Social distancing will carry over into the open office, where people will need more space and distance between coworkers to feel safe. Instead of desk setups that face or bump up against each other, reconfigurations might include desks positioned back to back or in staggered patterns with six feet (or more distance) between them. Expect to see repurposed communal areas, such as conference rooms and lounge spaces, with more spacing and fewer seating options, plus wider corridor paths throughout the office.
Design elements used to nudge behaviors like social distancing will become staples in many offices. Think road markings for offices, from circles around desks reminding employees to stick to the six-foot barrier to stickers in elevators indicating where to stand. Companies can use directional and instructional signage like dry-erase boards to divert congestion and route workers through the office in a one-way flow or disposable cushion covers to block off seating.
Screens and enclosures:
Open office floor plans have already been incorporating more physical barriers into spaces to give employees the privacy they crave, but this will increase even more due to the need to socially distance and minimize the spread of germs. Companies can use panels and screens with opaque and transparent materials to preserve the feeling of openness in their offices while protecting workers from virus transmission.

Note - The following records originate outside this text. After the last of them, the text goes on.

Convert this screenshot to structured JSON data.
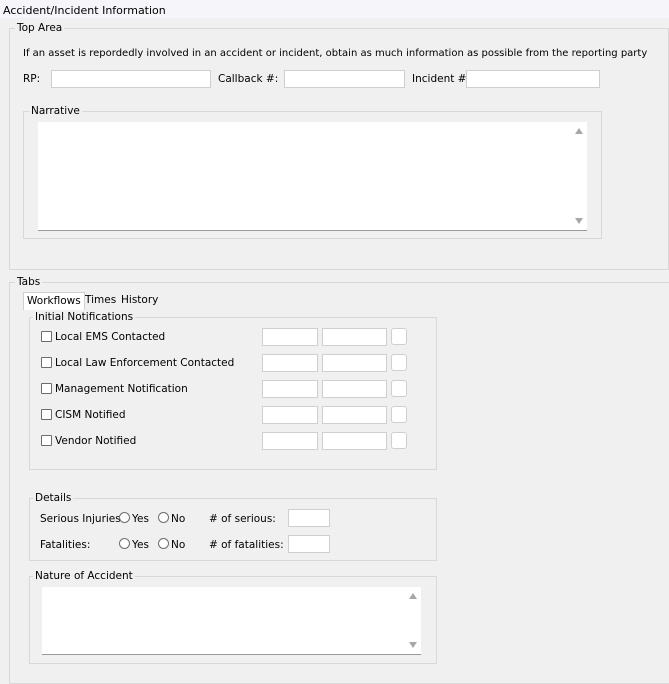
{
  "window": {
    "title": "Accident/Incident Information"
  },
  "top_area": {
    "legend": "Top Area",
    "instructions": "If an asset is repordedly involved in an accident or incident, obtain as much information as possible from the reporting party",
    "rp_label": "RP:",
    "rp_value": "",
    "callback_label": "Callback #:",
    "callback_value": "",
    "incident_label": "Incident #",
    "incident_value": "",
    "narrative_legend": "Narrative",
    "narrative_value": ""
  },
  "tabs_group": {
    "legend": "Tabs",
    "tabs": [
      {
        "label": "Workflows",
        "active": true
      },
      {
        "label": "Times",
        "active": false
      },
      {
        "label": "History",
        "active": false
      }
    ]
  },
  "initial_notifications": {
    "legend": "Initial Notifications",
    "items": [
      {
        "label": "Local EMS Contacted",
        "checked": false
      },
      {
        "label": "Local Law Enforcement Contacted",
        "checked": false
      },
      {
        "label": "Management Notification",
        "checked": false
      },
      {
        "label": "CISM Notified",
        "checked": false
      },
      {
        "label": "Vendor Notified",
        "checked": false
      }
    ]
  },
  "details": {
    "legend": "Details",
    "serious_injuries_label": "Serious Injuries:",
    "fatalities_label": "Fatalities:",
    "yes_label": "Yes",
    "no_label": "No",
    "num_serious_label": "# of serious:",
    "num_fatalities_label": "# of fatalities:",
    "num_serious_value": "",
    "num_fatalities_value": ""
  },
  "nature_of_accident": {
    "legend": "Nature of Accident",
    "value": ""
  }
}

Dividers with varying heights between or at the ends of workstations can help create more physical separation between workers and add to their psychological comfort.
Sanitation stations and antimicrobial materials:
Hand washing and office cleaning policies will ramp up in the post-COVID-19 world like never before. Stations stocked with sanitizing supplies can be mounted at the ends of workstations for employees to clean their hands and frequently used surfaces, while portable sinks equipped with a hot water heater, towel rack, and fresh and soiled water tanks can be rolled in when employees gather for meetings or group projects. Offices can also limit contamination by replacing porous materials and hard-to-clean textiles with smooth, impermeable surfaces and bleach cleanable fabrics.
Improved air filtration and lighting systems:
Natural light and fresh air will become vital to physical (and mental) health as workers return to the office from weeks of isolating at home, especially as workstation enclosures and barriers go up. Most office HVAC systems recirculate dirty air, so companies will need systems with better ventilation to prevent the spread of airborne pathogens, including COVID-19, which can linger in the air for hours. Some offices have already started using UV lighting to disinfect offices at night or meeting rooms in between uses.
More office design innovations for combating COVID-19 are on the horizon, including contactless doors and elevators, thermal scanning screens to take temperatures, and voice-activated and videoconferencing technologies that make physical office environments more virtual. With the absence of a vaccine, employees today and in the foreseeable future will expect workplaces to take all the measures they can to protect their health and well-being, while still providing them with a productive space for connection and collaboration.